Bandung, 17-19 Juni 2026. Semangat pelestarian budaya dan Pendidikan berpadu dalam gelaran Festival Edu Heritage 2026 yang diselenggarakan oleh Museum Pendidikan Nasional UPI selama tiga hari pada 17 – 19 Juni 2026. Mengusung tema “Melestarikan Budaya, Menginspirasi Generasi”, festival ini menjadi ruang kolaborasi yang mempertemukan unsur pendidikan, sejarah, budaya, kreativitas, dan partisipasi masyarakat dalam satu perayaan yang edukatif dan inspiratif.
Festival Edu Heritage 2026 hadir sebagai upaya untuk memperkuat peran museum sebagai ruang publik yang dinamis, interaktif, dan relevan bagi generasi masa kini. Melalui beragam kegiatan yang melibatkan masyarakat dari berbagai kalangan, festival ini tidak hanya menjadi ajang hiburan, tetapi juga sarana pembelajaran yang memperkenalkan nilai-nilai sejarah, budaya, dan pendidikan kepada publik.
Dalam sambutannya, Rektor Universitas Pendidikan Indonesia, Prof. Dr. Didi Sukyadi, M.A. menegaskan bahwa museum memiliki peran penting sebagai wahana pendidikan yang mampu menjembatani pengetahuan sejarah dengan kebutuhan generasi masa kini. Kehadiran festival ini menjadi bukti bahwa museum dapat terus berinovasi melalui program-program kreatif yang menarik minat masyarakat untuk belajar dan mengenal warisan budaya bangsa.

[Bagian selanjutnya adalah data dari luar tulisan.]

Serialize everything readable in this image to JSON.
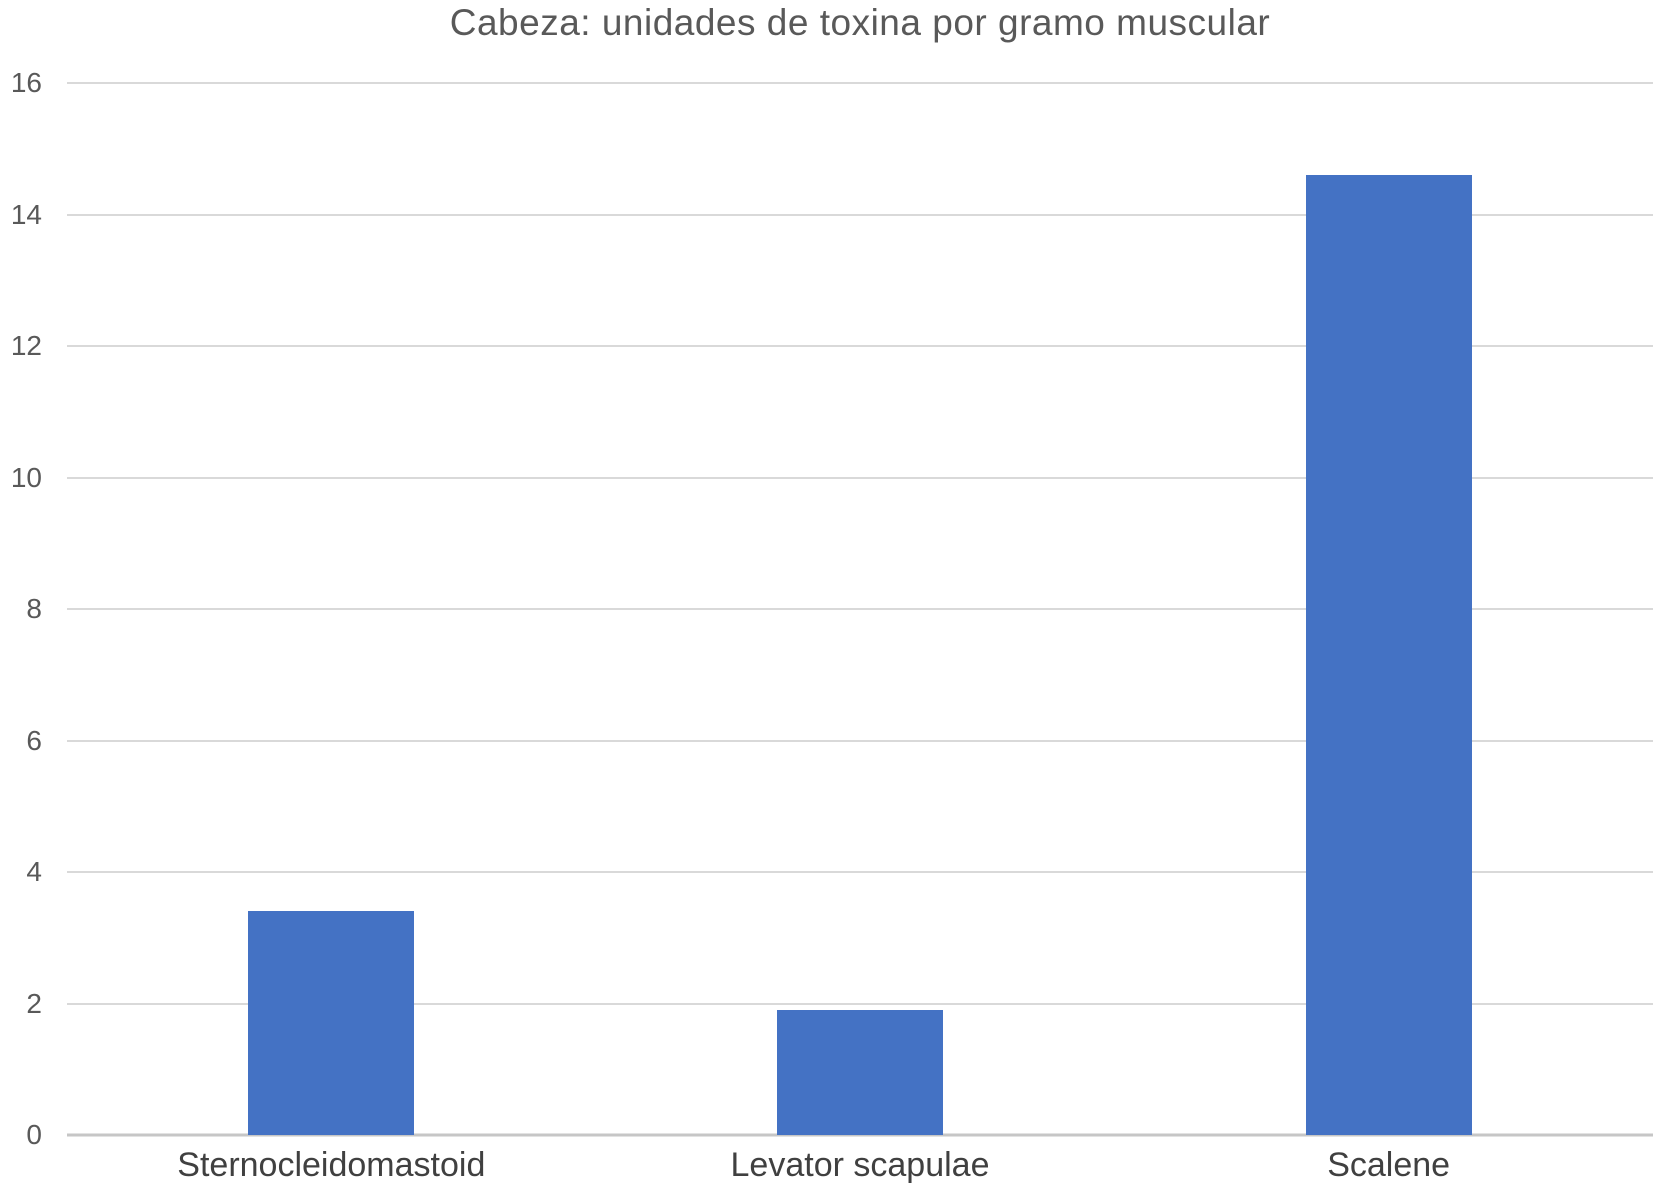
{
  "chart_data": {
    "type": "bar",
    "title": "Cabeza: unidades de toxina por gramo muscular",
    "categories": [
      "Sternocleidomastoid",
      "Levator scapulae",
      "Scalene"
    ],
    "values": [
      3.4,
      1.9,
      14.6
    ],
    "xlabel": "",
    "ylabel": "",
    "ylim": [
      0,
      16
    ],
    "yticks": [
      0,
      2,
      4,
      6,
      8,
      10,
      12,
      14,
      16
    ],
    "grid": true,
    "legend": false,
    "bar_color": "#4472c4",
    "gridline_color": "#d9d9d9",
    "baseline_color": "#c6c6c6",
    "title_color": "#595959",
    "tick_label_color": "#595959",
    "category_label_color": "#404040",
    "background_color": "#ffffff"
  }
}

Selama tiga hari pelaksanaan, pengunjung disuguhkan berbagai kegiatan menarik seperti lomba fashion show bertema Batik Nusantara, lomba memasak nasi goreng, lomba mewarnai, lomba menyanyi, pertunjukan seni dan musik, bazar UMKM, hingga berbagai aktivitas edukatif yang melibatkan pelajar, mahasiswa, komunitas, dan masyarakat umum.
Kepala Museum Pendidikan Nasional UPI, Prof. Dr. Leli Yulifar, M.Pd., menjelaskan bahwa festival ini merupakan bagian dari program publik museum untuk memperluas jangkauan edukasi kepada masyarakat. Melalui pendekatan yang kreatif dan partisipatif, museum diharapkan dapat menjadi ruang yang hidup, tempat masyarakat tidak hanya melihat koleksi sejarah, tetapi juga berinteraksi dengan nilai-nilai yang terkandung di dalamnya.